= List edge-coloring =

Graph edge coloring with a limited number of allowed colors

This assignment of lists, each with length k = 3, makes it so that no matter which colors are chosen from each list for the edge's color, the graph cannot be properly colored. The graph is therefore not 3-edge-choosable, and has a list chromatic index of at least 4 (in this case, it is 4).

Unsolved problem in mathematics: For every graph, is the list chromatic index equal to the chromatic index?

In graph theory, list edge-coloring is a type of graph coloring that combines list coloring and edge coloring.
An instance of a list edge-coloring problem consists of a graph together with a list of allowed colors for each edge. A list edge-coloring is a choice of a color for each edge, from its list of allowed colors; a coloring is proper if no two adjacent edges receive the same color.

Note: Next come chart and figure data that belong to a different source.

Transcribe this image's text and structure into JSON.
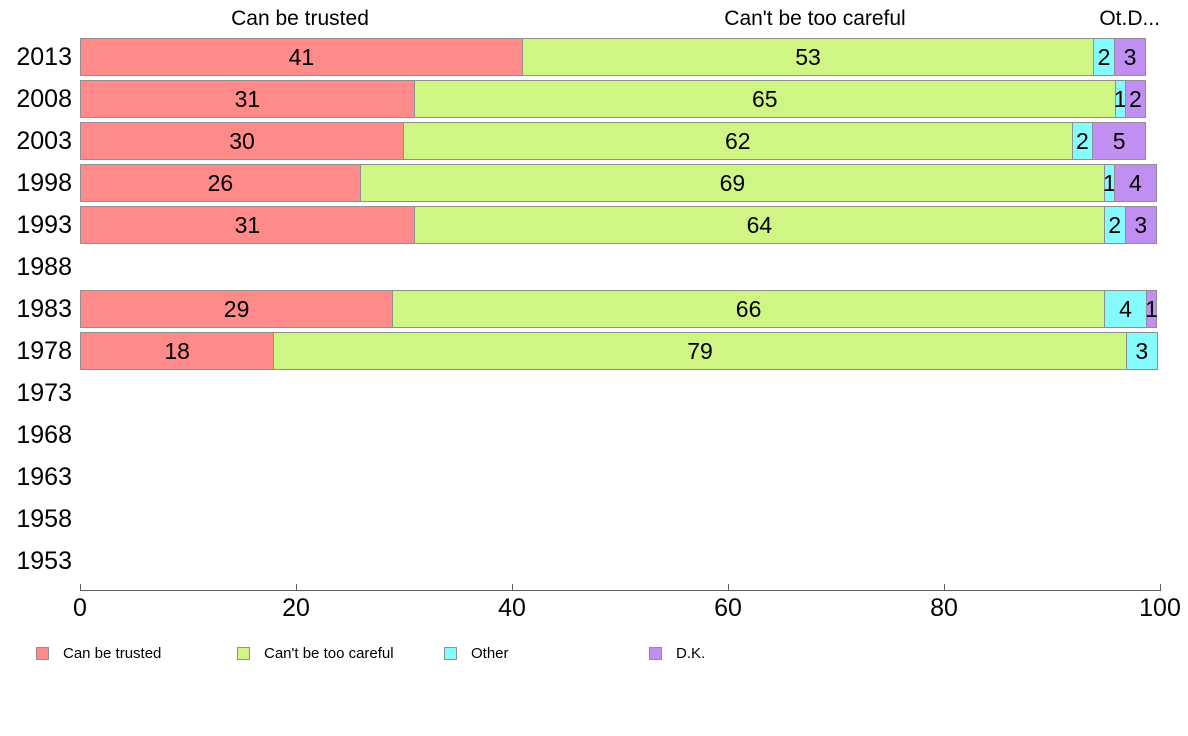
{
  "chart_data": {
    "type": "bar",
    "stacked": true,
    "orientation": "horizontal",
    "headers": [
      "Can be trusted",
      "Can't be too careful",
      "Ot.D..."
    ],
    "categories": [
      "2013",
      "2008",
      "2003",
      "1998",
      "1993",
      "1988",
      "1983",
      "1978",
      "1973",
      "1968",
      "1963",
      "1958",
      "1953"
    ],
    "series": [
      {
        "name": "Can be trusted",
        "color": "#ff8a8a",
        "values": [
          41,
          31,
          30,
          26,
          31,
          null,
          29,
          18,
          null,
          null,
          null,
          null,
          null
        ]
      },
      {
        "name": "Can't be too careful",
        "color": "#cff584",
        "values": [
          53,
          65,
          62,
          69,
          64,
          null,
          66,
          79,
          null,
          null,
          null,
          null,
          null
        ]
      },
      {
        "name": "Other",
        "color": "#86fbfd",
        "values": [
          2,
          1,
          2,
          1,
          2,
          null,
          4,
          3,
          null,
          null,
          null,
          null,
          null
        ]
      },
      {
        "name": "D.K.",
        "color": "#c18ff2",
        "values": [
          3,
          2,
          5,
          4,
          3,
          null,
          1,
          null,
          null,
          null,
          null,
          null,
          null
        ]
      }
    ],
    "xlim": [
      0,
      100
    ],
    "xticks": [
      "0",
      "20",
      "40",
      "60",
      "80",
      "100"
    ],
    "legend": [
      {
        "label": "Can be trusted",
        "color": "#ff8a8a"
      },
      {
        "label": "Can't be too careful",
        "color": "#cff584"
      },
      {
        "label": "Other",
        "color": "#86fbfd"
      },
      {
        "label": "D.K.",
        "color": "#c18ff2"
      }
    ]
  }
}
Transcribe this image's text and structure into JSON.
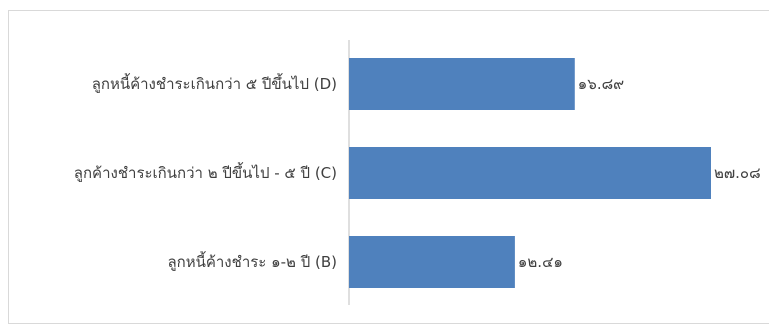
{
  "chart_data": {
    "type": "bar",
    "orientation": "horizontal",
    "categories": [
      "ลูกหนี้ค้างชำระเกินกว่า ๕ ปีขึ้นไป (D)",
      "ลูกค้างชำระเกินกว่า ๒ ปีขึ้นไป - ๕ ปี (C)",
      "ลูกหนี้ค้างชำระ ๑-๒ ปี (B)"
    ],
    "values": [
      16.89,
      27.08,
      12.41
    ],
    "data_labels": [
      "๑๖.๘๙",
      "๒๗.๐๘",
      "๑๒.๔๑"
    ],
    "title": "",
    "xlabel": "",
    "ylabel": "",
    "xlim": [
      0,
      28
    ],
    "grid": false,
    "legend": "none",
    "bar_color": "#4f81bd"
  }
}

A graph G is k-edge-choosable if every instance of list edge-coloring that has G as its underlying graph and that provides at least k allowed colors for each edge of G has a proper coloring. In other words, when the list for each edge has length k, no matter which colors are put in each list, a color can be selected from each list so that G is properly colored.
The edge choosability, or list edge colorability, list edge chromatic number, or list chromatic index, ch'(G) of graph G is the least number k such that G is k-edge-choosable. It is conjectured that it always equals the chromatic index.

==Properties==
Here χ(G) is the chromatic index of G; and K_{n,n}, the complete bipartite graph with equal partite sets.

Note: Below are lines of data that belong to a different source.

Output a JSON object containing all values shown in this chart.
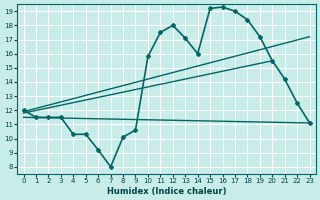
{
  "bg_color": "#c8ece8",
  "grid_color": "#b0d8d4",
  "line_color": "#006666",
  "xlabel": "Humidex (Indice chaleur)",
  "xlim": [
    -0.5,
    23.5
  ],
  "ylim": [
    7.5,
    19.5
  ],
  "yticks": [
    8,
    9,
    10,
    11,
    12,
    13,
    14,
    15,
    16,
    17,
    18,
    19
  ],
  "xticks": [
    0,
    1,
    2,
    3,
    4,
    5,
    6,
    7,
    8,
    9,
    10,
    11,
    12,
    13,
    14,
    15,
    16,
    17,
    18,
    19,
    20,
    21,
    22,
    23
  ],
  "series": [
    {
      "x": [
        0,
        1,
        2,
        3,
        4,
        5,
        6,
        7,
        8,
        9,
        10,
        11,
        12,
        13,
        14,
        15,
        16,
        17,
        18,
        19,
        20,
        21,
        22,
        23
      ],
      "y": [
        12,
        11.5,
        11.5,
        11.5,
        10.3,
        10.3,
        9.2,
        8.0,
        10.1,
        10.6,
        15.8,
        17.5,
        18.0,
        17.1,
        16.0,
        19.2,
        19.3,
        19.0,
        18.4,
        17.2,
        15.5,
        14.2,
        12.5,
        11.1
      ],
      "marker": "P",
      "markersize": 3,
      "linewidth": 1.2
    },
    {
      "x": [
        0,
        23
      ],
      "y": [
        11.9,
        17.2
      ],
      "marker": null,
      "linewidth": 1.0
    },
    {
      "x": [
        0,
        20
      ],
      "y": [
        11.8,
        15.5
      ],
      "marker": null,
      "linewidth": 1.0
    },
    {
      "x": [
        0,
        23
      ],
      "y": [
        11.5,
        11.1
      ],
      "marker": null,
      "linewidth": 1.0
    }
  ]
}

Some properties of ch'(G):
1. $\operatorname{ch}'(G) < 2 \chi'(G).$
2. $\operatorname{ch}'(K_{n,n}) = n.$ This is the Dinitz theorem, proven by Galvin (1995).
3. $\operatorname{ch}'(G) < (1 + o(1)) \chi'(G),$ i.e. the list chromatic index and the chromatic index agree asymptotically (Kahn 2000).
4. For bipartite graphs, $ch'(G)=\chi'(G)$. For every simple bipartite graph, $ch'(G)=\Delta$.

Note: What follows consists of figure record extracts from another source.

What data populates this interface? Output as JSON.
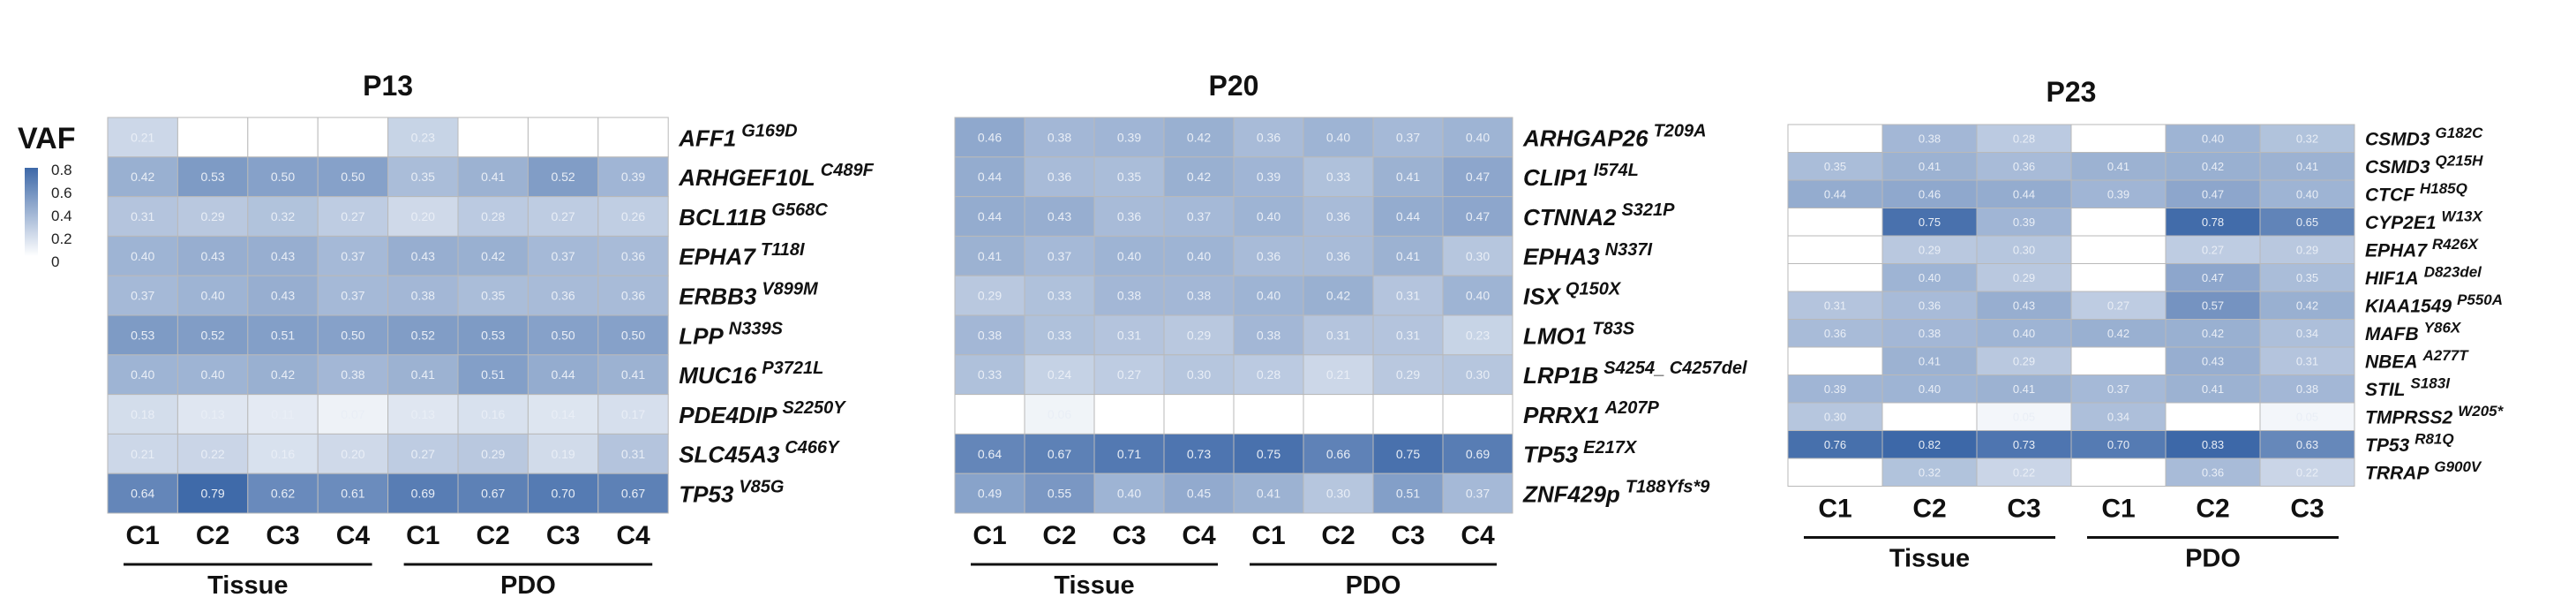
{
  "colors": {
    "low": "#ffffff",
    "high": "#3d68a8",
    "grid": "#b9b9b9",
    "text_on_light": "#e9eef6",
    "bracket": "#111111"
  },
  "legend": {
    "title": "VAF",
    "ticks": [
      "0.8",
      "0.6",
      "0.4",
      "0.2",
      "0"
    ]
  },
  "chart_data": [
    {
      "type": "heatmap",
      "title": "P13",
      "columns": [
        "C1",
        "C2",
        "C3",
        "C4",
        "C1",
        "C2",
        "C3",
        "C4"
      ],
      "groups": [
        {
          "label": "Tissue",
          "span": [
            0,
            3
          ]
        },
        {
          "label": "PDO",
          "span": [
            4,
            7
          ]
        }
      ],
      "rows": [
        {
          "gene": "AFF1",
          "mutation": "G169D",
          "values": [
            0.21,
            null,
            null,
            null,
            0.23,
            null,
            null,
            null
          ]
        },
        {
          "gene": "ARHGEF10L",
          "mutation": "C489F",
          "values": [
            0.42,
            0.53,
            0.5,
            0.5,
            0.35,
            0.41,
            0.52,
            0.39
          ]
        },
        {
          "gene": "BCL11B",
          "mutation": "G568C",
          "values": [
            0.31,
            0.29,
            0.32,
            0.27,
            0.2,
            0.28,
            0.27,
            0.26
          ]
        },
        {
          "gene": "EPHA7",
          "mutation": "T118I",
          "values": [
            0.4,
            0.43,
            0.43,
            0.37,
            0.43,
            0.42,
            0.37,
            0.36
          ]
        },
        {
          "gene": "ERBB3",
          "mutation": "V899M",
          "values": [
            0.37,
            0.4,
            0.43,
            0.37,
            0.38,
            0.35,
            0.36,
            0.36
          ]
        },
        {
          "gene": "LPP",
          "mutation": "N339S",
          "values": [
            0.53,
            0.52,
            0.51,
            0.5,
            0.52,
            0.53,
            0.5,
            0.5
          ]
        },
        {
          "gene": "MUC16",
          "mutation": "P3721L",
          "values": [
            0.4,
            0.4,
            0.42,
            0.38,
            0.41,
            0.51,
            0.44,
            0.41
          ]
        },
        {
          "gene": "PDE4DIP",
          "mutation": "S2250Y",
          "values": [
            0.18,
            0.13,
            0.11,
            0.07,
            0.13,
            0.16,
            0.14,
            0.17
          ]
        },
        {
          "gene": "SLC45A3",
          "mutation": "C466Y",
          "values": [
            0.21,
            0.22,
            0.16,
            0.2,
            0.27,
            0.29,
            0.19,
            0.31
          ]
        },
        {
          "gene": "TP53",
          "mutation": "V85G",
          "values": [
            0.64,
            0.79,
            0.62,
            0.61,
            0.69,
            0.67,
            0.7,
            0.67
          ]
        }
      ]
    },
    {
      "type": "heatmap",
      "title": "P20",
      "columns": [
        "C1",
        "C2",
        "C3",
        "C4",
        "C1",
        "C2",
        "C3",
        "C4"
      ],
      "groups": [
        {
          "label": "Tissue",
          "span": [
            0,
            3
          ]
        },
        {
          "label": "PDO",
          "span": [
            4,
            7
          ]
        }
      ],
      "rows": [
        {
          "gene": "ARHGAP26",
          "mutation": "T209A",
          "values": [
            0.46,
            0.38,
            0.39,
            0.42,
            0.36,
            0.4,
            0.37,
            0.4
          ]
        },
        {
          "gene": "CLIP1",
          "mutation": "I574L",
          "values": [
            0.44,
            0.36,
            0.35,
            0.42,
            0.39,
            0.33,
            0.41,
            0.47
          ]
        },
        {
          "gene": "CTNNA2",
          "mutation": "S321P",
          "values": [
            0.44,
            0.43,
            0.36,
            0.37,
            0.4,
            0.36,
            0.44,
            0.47
          ]
        },
        {
          "gene": "EPHA3",
          "mutation": "N337I",
          "values": [
            0.41,
            0.37,
            0.4,
            0.4,
            0.36,
            0.36,
            0.41,
            0.3
          ]
        },
        {
          "gene": "ISX",
          "mutation": "Q150X",
          "values": [
            0.29,
            0.33,
            0.38,
            0.38,
            0.4,
            0.42,
            0.31,
            0.4
          ]
        },
        {
          "gene": "LMO1",
          "mutation": "T83S",
          "values": [
            0.38,
            0.33,
            0.31,
            0.29,
            0.38,
            0.31,
            0.31,
            0.23
          ]
        },
        {
          "gene": "LRP1B",
          "mutation": "S4254_ C4257del",
          "values": [
            0.33,
            0.24,
            0.27,
            0.3,
            0.28,
            0.21,
            0.29,
            0.3
          ]
        },
        {
          "gene": "PRRX1",
          "mutation": "A207P",
          "values": [
            null,
            0.06,
            null,
            null,
            null,
            null,
            null,
            null
          ]
        },
        {
          "gene": "TP53",
          "mutation": "E217X",
          "values": [
            0.64,
            0.67,
            0.71,
            0.73,
            0.75,
            0.66,
            0.75,
            0.69
          ]
        },
        {
          "gene": "ZNF429p",
          "mutation": "T188Yfs*9",
          "values": [
            0.49,
            0.55,
            0.4,
            0.45,
            0.41,
            0.3,
            0.51,
            0.37
          ]
        }
      ]
    },
    {
      "type": "heatmap",
      "title": "P23",
      "columns": [
        "C1",
        "C2",
        "C3",
        "C1",
        "C2",
        "C3"
      ],
      "groups": [
        {
          "label": "Tissue",
          "span": [
            0,
            2
          ]
        },
        {
          "label": "PDO",
          "span": [
            3,
            5
          ]
        }
      ],
      "rows": [
        {
          "gene": "CSMD3",
          "mutation": "G182C",
          "values": [
            null,
            0.38,
            0.28,
            null,
            0.4,
            0.32
          ]
        },
        {
          "gene": "CSMD3",
          "mutation": "Q215H",
          "values": [
            0.35,
            0.41,
            0.36,
            0.41,
            0.42,
            0.41
          ]
        },
        {
          "gene": "CTCF",
          "mutation": "H185Q",
          "values": [
            0.44,
            0.46,
            0.44,
            0.39,
            0.47,
            0.4
          ]
        },
        {
          "gene": "CYP2E1",
          "mutation": "W13X",
          "values": [
            null,
            0.75,
            0.39,
            null,
            0.78,
            0.65
          ]
        },
        {
          "gene": "EPHA7",
          "mutation": "R426X",
          "values": [
            null,
            0.29,
            0.3,
            null,
            0.27,
            0.29
          ]
        },
        {
          "gene": "HIF1A",
          "mutation": "D823del",
          "values": [
            null,
            0.4,
            0.29,
            null,
            0.47,
            0.35
          ]
        },
        {
          "gene": "KIAA1549",
          "mutation": "P550A",
          "values": [
            0.31,
            0.36,
            0.43,
            0.27,
            0.57,
            0.42
          ]
        },
        {
          "gene": "MAFB",
          "mutation": "Y86X",
          "values": [
            0.36,
            0.38,
            0.4,
            0.42,
            0.42,
            0.34
          ]
        },
        {
          "gene": "NBEA",
          "mutation": "A277T",
          "values": [
            null,
            0.41,
            0.29,
            null,
            0.43,
            0.31
          ]
        },
        {
          "gene": "STIL",
          "mutation": "S183I",
          "values": [
            0.39,
            0.4,
            0.41,
            0.37,
            0.41,
            0.38
          ]
        },
        {
          "gene": "TMPRSS2",
          "mutation": "W205*",
          "values": [
            0.3,
            null,
            0.05,
            0.34,
            null,
            0.05
          ]
        },
        {
          "gene": "TP53",
          "mutation": "R81Q",
          "values": [
            0.76,
            0.82,
            0.73,
            0.7,
            0.83,
            0.63
          ]
        },
        {
          "gene": "TRRAP",
          "mutation": "G900V",
          "values": [
            null,
            0.32,
            0.22,
            null,
            0.36,
            0.22
          ]
        }
      ]
    }
  ]
}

==List coloring conjecture==
The most famous open problem about list edge-coloring is probably the list coloring conjecture.

$$\operatorname{ch}'(G) = \chi'(G).$$

This conjecture has a fuzzy origin; Jensen & Toft (1995) overview its history. The Dinitz conjecture, proven by Galvin (1995), is the special case of the list coloring conjecture for the complete bipartite graphs K_{n,n}.